I was struck with how calm she stayed in the midst of my defensiveness. “A gentle answer turns away wrath” it says in Proverbs. And she was gentle, firm and direct. Sounds like an oxymoron but it’s not….she’s just very skilled. And in the process of it all she is teaching me – through actions and not words – how to constructively deal with conflict. Those lessons can only help me in my relationships with others. I wanted to run and avoid it which would have only made it worse.

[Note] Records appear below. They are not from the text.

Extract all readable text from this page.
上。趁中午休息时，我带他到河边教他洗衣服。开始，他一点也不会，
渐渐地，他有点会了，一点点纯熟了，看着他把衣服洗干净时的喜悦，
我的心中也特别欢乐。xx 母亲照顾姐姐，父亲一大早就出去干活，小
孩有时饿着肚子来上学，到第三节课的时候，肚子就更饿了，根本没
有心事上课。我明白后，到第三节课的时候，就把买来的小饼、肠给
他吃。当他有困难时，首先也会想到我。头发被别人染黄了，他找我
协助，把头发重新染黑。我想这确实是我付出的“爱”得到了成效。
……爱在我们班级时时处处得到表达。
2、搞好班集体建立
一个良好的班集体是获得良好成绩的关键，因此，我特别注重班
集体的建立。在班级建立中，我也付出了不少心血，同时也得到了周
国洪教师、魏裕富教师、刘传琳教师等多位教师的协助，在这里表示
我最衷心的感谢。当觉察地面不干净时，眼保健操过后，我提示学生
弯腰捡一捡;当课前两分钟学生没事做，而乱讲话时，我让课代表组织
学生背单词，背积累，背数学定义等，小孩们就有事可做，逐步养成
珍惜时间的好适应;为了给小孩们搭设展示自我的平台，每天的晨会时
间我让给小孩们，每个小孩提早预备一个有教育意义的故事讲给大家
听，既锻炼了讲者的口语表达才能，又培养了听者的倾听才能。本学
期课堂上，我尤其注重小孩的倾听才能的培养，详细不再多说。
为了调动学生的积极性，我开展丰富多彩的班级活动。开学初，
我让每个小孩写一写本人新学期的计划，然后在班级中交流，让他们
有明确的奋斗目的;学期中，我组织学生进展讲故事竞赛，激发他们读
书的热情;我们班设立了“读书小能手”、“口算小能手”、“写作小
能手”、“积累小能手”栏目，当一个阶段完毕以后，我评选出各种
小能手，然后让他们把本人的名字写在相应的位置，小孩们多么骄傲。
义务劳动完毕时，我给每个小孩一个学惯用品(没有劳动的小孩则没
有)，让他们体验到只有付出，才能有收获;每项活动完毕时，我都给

I’m glad I didn’t. It wasn’t comfortable – at all – but it was productive. And that is what matters.
So that flare up has settled and this week we again attack the hot spot. Am I excited? No.
Only because I don’t like the topic. She knows that. We both acknowledge that. But we also know why I have her on my payroll and where I want to be. And she is faithful. So in addition to expending energy on healing and eating I am expending energy trying to keep the walls down. Maybe that’s why I’m so tired this week!
Safe to say there are a lot of hot spots in my life right now. Just like God to raise the temperature to refine things in the fire. Maybe I shouldn’t focus so much on putting out the hot spots as much as I should in finding Him in the midst of them.